Let $A_i \in \operatorname{Mat}_{n \times n}(\mathbb{R})$, $A_i = (A_i)^T$ for $i \in \{1, \dots, n\}$. Let $\sum_{i = 1}^{n}{A_i} = E$ (identity), $\sum_{i = 1}^{n}{\operatorname{rk} (A_i)} = n$. How one can prove, that $\forall i \neq j A_i \times A_j = 0$?

Answer 1

Since $\sum\limits_{i = 1}^{n}{\operatorname{rk} (A_i)} = n$ and $\sum\limits_{i = 1}^{n}{A_i} = E$, we see that $\mathrm{im} A_{i} \cap \mathrm{im} A_{j} = 0$ for $i\neq j$. Since $A_i$ is symmetric, it is diagonal in some basis $v_1, ..., v_n$. If $\mathrm{rk} A_i = k$, then there are $k$ vectors $v_1, ..., v_k$ for which $Av_i = \lambda_i v_i$ with nonzero $\lambda_i$, Let's choose them for each matrix $A_i$, together getting $n$ vectors. I claim they are linearly independend, indeed: their span contains image of $A_1 + ... + A_n$, which is whole $\mathbb{R}^{n}$. Now, how the matrices look in this basis? $$ A_i= \left[ \begin{array}{c|c|c} 0 & 0 & 0\\ \hline \mathrm{something} & \mathrm{diag}(\lambda_1, ..., \lambda_k) & \mathrm{something} \\ \hline 0 & 0 & 0 \end{array} \right] $$ And for every $i$ nonzero rows are different. But all $A_i$ sum up to $E$, so $\mathrm{something} = 0$ in every matrix, and all the lambdas are $1$, and such matrices commute.

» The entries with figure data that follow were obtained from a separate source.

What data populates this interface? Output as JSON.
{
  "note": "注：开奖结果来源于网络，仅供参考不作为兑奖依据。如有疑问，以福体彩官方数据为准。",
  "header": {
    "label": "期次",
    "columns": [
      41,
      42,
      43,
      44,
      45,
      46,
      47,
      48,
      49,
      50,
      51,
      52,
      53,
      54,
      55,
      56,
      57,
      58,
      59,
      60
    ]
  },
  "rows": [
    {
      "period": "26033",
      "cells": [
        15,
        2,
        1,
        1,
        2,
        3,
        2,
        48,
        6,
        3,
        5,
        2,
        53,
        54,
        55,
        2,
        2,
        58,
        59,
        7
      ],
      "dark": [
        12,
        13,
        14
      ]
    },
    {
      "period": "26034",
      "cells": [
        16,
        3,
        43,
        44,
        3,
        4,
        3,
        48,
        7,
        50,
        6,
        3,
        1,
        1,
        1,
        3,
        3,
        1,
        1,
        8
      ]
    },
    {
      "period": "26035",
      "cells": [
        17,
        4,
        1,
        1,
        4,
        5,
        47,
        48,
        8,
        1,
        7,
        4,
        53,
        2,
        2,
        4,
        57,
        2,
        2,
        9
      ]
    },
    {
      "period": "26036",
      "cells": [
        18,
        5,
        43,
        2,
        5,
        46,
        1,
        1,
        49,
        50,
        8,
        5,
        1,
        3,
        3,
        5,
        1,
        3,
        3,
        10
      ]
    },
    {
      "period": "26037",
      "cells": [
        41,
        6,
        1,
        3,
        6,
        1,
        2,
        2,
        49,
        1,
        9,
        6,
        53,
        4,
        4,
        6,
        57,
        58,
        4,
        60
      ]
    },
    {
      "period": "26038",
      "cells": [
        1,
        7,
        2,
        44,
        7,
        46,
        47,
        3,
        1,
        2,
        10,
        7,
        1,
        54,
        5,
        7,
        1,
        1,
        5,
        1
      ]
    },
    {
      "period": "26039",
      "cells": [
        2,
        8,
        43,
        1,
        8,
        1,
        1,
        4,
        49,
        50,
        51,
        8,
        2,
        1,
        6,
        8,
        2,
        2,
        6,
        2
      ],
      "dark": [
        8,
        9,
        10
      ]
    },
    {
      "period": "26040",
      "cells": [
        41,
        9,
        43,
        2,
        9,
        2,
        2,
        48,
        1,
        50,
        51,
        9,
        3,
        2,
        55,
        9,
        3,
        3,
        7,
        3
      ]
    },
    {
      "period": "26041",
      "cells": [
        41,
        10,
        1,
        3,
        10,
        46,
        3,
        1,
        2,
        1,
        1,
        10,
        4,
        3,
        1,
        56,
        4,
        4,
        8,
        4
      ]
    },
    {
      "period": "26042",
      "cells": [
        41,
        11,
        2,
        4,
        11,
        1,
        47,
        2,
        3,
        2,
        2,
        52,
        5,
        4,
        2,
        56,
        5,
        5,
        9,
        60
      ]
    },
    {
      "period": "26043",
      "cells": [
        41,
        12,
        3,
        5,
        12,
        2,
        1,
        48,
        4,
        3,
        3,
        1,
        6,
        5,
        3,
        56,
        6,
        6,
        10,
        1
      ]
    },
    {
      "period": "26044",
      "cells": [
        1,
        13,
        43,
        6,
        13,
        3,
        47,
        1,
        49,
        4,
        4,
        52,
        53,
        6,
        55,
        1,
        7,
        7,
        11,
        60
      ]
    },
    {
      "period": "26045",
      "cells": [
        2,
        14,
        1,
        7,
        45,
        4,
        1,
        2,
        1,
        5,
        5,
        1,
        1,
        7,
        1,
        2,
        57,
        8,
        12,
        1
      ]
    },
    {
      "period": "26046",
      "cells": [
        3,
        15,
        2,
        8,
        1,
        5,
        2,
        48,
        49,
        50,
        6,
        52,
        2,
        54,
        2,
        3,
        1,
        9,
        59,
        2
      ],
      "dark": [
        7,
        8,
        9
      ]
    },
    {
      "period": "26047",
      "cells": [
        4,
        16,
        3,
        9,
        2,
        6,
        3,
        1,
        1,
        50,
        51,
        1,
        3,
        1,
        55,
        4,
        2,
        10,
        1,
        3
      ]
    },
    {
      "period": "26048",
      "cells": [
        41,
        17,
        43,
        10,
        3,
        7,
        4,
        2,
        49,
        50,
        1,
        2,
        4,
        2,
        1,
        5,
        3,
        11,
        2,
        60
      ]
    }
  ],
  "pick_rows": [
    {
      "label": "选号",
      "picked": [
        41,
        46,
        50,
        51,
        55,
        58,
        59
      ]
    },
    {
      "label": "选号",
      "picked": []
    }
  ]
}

The previous argument was the following and it lacks reasoning as was pointed out in the comments: Fix $i$, since $A_{i}$ is symmetric, it is diagonal in some basis, with nonzero diagonal entries going first (let's say there are $k$ of them) and zero entries going afterwards (thus everything below first $k$ rows is $0$). In such a basis all the other $A_{j}$ will have to have first $k$ rows being $0$, otherwise their image would intersect with image of $A_{i}$. But then $A_{i}A_{j} = 0$ trivially.